22. How do I pay for injections?

Even with commercial insurance, the injections can result in some pretty hefty bills if you live in the United States. (Even after meeting my deductible, I pay 20% per session, which is around $600.) 

Thankfully, all the toxin manufacturers offer discount programs that can bring your net out-of-pocket cost to $0 if you have commercial insurance. These savings programs cover the cost of the toxin itself AND the doctor’s charge for performing the injections, up to around $1000 per treatment after what your insurance pays.

For those without insurance who meet income limits, companies have assistance programs to help pay for injections.

A note that U.S. health insurance companies usually want prior authorization for injections, and if anything changes about your treatment, they may ask for a new prior authorization request.

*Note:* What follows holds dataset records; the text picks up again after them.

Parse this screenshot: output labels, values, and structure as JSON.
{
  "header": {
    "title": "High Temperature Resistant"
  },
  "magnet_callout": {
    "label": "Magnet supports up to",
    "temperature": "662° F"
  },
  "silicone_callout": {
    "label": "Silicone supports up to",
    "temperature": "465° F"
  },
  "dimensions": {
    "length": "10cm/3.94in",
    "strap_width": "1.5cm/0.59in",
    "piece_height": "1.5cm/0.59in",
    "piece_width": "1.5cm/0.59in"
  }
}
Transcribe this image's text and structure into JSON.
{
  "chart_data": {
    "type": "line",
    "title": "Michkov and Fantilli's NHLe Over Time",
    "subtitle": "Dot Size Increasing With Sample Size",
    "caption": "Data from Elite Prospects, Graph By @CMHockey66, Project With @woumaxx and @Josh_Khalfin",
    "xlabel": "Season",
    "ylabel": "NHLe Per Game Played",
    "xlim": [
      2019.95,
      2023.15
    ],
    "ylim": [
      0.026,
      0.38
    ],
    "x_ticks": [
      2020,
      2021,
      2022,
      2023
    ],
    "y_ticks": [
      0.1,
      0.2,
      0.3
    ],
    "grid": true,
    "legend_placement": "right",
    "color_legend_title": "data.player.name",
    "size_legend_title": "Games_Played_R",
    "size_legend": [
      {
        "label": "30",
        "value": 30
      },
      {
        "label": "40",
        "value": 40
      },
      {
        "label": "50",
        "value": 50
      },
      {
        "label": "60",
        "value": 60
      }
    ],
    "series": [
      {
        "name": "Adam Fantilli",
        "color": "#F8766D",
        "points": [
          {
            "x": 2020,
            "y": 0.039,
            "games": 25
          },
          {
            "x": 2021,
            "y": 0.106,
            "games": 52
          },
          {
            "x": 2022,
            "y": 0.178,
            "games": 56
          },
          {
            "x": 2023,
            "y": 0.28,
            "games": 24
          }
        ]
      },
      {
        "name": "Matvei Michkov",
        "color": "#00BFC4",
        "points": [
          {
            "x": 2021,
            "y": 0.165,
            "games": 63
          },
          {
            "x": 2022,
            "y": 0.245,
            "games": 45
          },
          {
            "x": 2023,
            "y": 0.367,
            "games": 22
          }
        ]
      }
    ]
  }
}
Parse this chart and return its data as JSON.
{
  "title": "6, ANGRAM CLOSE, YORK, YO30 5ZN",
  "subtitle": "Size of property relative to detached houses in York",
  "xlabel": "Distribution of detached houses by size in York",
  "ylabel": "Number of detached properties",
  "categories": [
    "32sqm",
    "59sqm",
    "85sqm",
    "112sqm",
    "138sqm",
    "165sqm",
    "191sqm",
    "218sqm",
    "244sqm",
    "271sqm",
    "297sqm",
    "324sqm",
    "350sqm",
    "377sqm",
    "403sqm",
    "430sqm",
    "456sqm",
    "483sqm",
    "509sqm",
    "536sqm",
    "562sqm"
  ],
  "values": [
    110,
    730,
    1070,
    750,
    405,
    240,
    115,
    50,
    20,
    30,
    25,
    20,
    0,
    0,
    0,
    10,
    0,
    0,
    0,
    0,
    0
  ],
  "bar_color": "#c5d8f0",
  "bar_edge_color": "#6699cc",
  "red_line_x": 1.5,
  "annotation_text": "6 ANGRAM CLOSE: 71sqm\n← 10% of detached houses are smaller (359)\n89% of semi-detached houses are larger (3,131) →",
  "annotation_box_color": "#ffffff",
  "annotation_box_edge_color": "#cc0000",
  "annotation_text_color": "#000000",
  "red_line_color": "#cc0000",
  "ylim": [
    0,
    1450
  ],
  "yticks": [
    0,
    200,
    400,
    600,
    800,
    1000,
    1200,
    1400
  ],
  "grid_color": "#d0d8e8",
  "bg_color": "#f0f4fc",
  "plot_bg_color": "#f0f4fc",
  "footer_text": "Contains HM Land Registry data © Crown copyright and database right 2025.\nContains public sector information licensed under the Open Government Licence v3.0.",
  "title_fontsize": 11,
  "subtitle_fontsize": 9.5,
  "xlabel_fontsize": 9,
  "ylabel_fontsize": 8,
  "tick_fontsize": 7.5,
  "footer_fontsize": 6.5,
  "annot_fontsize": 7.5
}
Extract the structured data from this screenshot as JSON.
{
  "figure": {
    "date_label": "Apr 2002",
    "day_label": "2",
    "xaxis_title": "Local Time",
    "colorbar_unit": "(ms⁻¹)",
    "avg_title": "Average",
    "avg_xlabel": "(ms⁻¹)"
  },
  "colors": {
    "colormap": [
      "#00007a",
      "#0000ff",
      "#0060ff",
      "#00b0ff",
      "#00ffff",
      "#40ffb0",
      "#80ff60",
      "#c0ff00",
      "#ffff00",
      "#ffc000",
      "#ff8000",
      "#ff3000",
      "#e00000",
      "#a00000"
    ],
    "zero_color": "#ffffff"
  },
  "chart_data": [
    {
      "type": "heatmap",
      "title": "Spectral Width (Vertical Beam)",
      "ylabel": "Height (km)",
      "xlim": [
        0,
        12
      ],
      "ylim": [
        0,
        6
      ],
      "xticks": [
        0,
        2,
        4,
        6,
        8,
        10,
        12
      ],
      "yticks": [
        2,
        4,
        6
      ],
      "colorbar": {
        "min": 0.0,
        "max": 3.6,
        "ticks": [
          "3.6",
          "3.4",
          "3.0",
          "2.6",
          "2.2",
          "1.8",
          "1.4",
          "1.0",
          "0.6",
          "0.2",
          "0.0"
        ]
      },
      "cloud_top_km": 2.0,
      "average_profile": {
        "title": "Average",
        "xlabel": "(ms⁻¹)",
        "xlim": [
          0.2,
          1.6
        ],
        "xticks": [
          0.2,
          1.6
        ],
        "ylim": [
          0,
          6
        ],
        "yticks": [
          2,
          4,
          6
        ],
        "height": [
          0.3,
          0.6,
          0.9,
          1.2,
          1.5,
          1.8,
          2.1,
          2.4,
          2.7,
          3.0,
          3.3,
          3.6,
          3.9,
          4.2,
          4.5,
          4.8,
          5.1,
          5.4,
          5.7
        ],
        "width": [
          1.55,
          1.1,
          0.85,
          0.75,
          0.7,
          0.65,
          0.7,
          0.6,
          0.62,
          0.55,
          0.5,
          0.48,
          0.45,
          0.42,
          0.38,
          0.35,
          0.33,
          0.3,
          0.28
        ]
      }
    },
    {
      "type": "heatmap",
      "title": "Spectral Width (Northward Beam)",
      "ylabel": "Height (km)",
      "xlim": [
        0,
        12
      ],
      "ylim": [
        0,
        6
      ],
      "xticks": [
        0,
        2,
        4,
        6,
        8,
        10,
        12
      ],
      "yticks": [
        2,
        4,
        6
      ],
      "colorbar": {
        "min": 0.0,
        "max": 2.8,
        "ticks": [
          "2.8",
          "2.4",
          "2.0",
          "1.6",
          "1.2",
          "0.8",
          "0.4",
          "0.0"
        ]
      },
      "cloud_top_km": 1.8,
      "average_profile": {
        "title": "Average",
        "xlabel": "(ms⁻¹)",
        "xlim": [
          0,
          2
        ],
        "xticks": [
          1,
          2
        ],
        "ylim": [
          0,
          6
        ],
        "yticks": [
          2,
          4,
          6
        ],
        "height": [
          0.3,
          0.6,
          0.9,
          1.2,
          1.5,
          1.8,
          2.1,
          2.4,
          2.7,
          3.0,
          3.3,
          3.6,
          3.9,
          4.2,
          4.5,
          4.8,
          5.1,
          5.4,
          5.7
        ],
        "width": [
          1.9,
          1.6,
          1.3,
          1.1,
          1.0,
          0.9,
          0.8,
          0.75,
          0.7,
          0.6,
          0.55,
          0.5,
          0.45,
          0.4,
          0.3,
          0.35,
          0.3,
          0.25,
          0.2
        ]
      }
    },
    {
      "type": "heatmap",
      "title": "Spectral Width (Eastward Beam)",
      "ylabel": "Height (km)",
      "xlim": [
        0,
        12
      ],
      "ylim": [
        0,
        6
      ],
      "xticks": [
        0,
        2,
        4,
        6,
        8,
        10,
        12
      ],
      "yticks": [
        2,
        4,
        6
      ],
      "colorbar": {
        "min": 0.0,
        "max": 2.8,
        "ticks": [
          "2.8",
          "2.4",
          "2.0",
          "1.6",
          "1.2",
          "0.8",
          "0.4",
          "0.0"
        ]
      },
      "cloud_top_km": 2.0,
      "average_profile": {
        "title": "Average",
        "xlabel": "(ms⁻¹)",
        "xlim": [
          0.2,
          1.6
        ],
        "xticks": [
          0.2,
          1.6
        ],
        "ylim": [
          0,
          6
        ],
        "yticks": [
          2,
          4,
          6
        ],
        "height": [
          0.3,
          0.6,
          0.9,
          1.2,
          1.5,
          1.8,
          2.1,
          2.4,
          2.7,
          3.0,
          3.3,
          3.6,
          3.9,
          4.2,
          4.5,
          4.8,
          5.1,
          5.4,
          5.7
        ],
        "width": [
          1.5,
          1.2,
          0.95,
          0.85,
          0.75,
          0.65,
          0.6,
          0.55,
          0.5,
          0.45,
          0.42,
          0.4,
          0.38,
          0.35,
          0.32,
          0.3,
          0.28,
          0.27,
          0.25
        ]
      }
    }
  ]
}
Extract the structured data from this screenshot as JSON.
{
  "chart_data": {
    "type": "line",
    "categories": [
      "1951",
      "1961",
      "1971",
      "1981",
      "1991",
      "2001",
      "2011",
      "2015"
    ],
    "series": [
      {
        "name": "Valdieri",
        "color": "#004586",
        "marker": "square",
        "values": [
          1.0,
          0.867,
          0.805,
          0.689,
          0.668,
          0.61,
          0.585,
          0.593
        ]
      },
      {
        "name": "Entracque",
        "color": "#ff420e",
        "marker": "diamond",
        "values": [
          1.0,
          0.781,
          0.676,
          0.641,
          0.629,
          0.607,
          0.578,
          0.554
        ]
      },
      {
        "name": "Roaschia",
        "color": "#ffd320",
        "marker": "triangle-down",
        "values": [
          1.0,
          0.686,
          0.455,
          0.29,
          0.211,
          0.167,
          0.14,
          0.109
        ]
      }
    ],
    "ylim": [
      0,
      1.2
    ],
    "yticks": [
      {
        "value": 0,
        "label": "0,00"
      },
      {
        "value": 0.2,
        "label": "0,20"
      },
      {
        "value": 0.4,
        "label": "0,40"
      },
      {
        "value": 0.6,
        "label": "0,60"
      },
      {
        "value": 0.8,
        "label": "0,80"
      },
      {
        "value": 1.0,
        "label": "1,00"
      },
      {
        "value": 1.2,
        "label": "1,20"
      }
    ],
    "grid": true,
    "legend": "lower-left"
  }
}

So, if your doctor wants to go from 100 units of Botox to 200, that may require a new prior authorization request. If you switch doctors, again that may require a new prior authorization request, and may require the old doctor’s authorization request to be formally withdrawn.

It can be a hassle, but to avoid delays in treatments, it’s worth staying on top of your insurance company and your provider to make sure everything is being done right if anything changes about your care. Also, prior authorization requests are often valid for only one year, so a new one needs to be submitted to your insurance annually.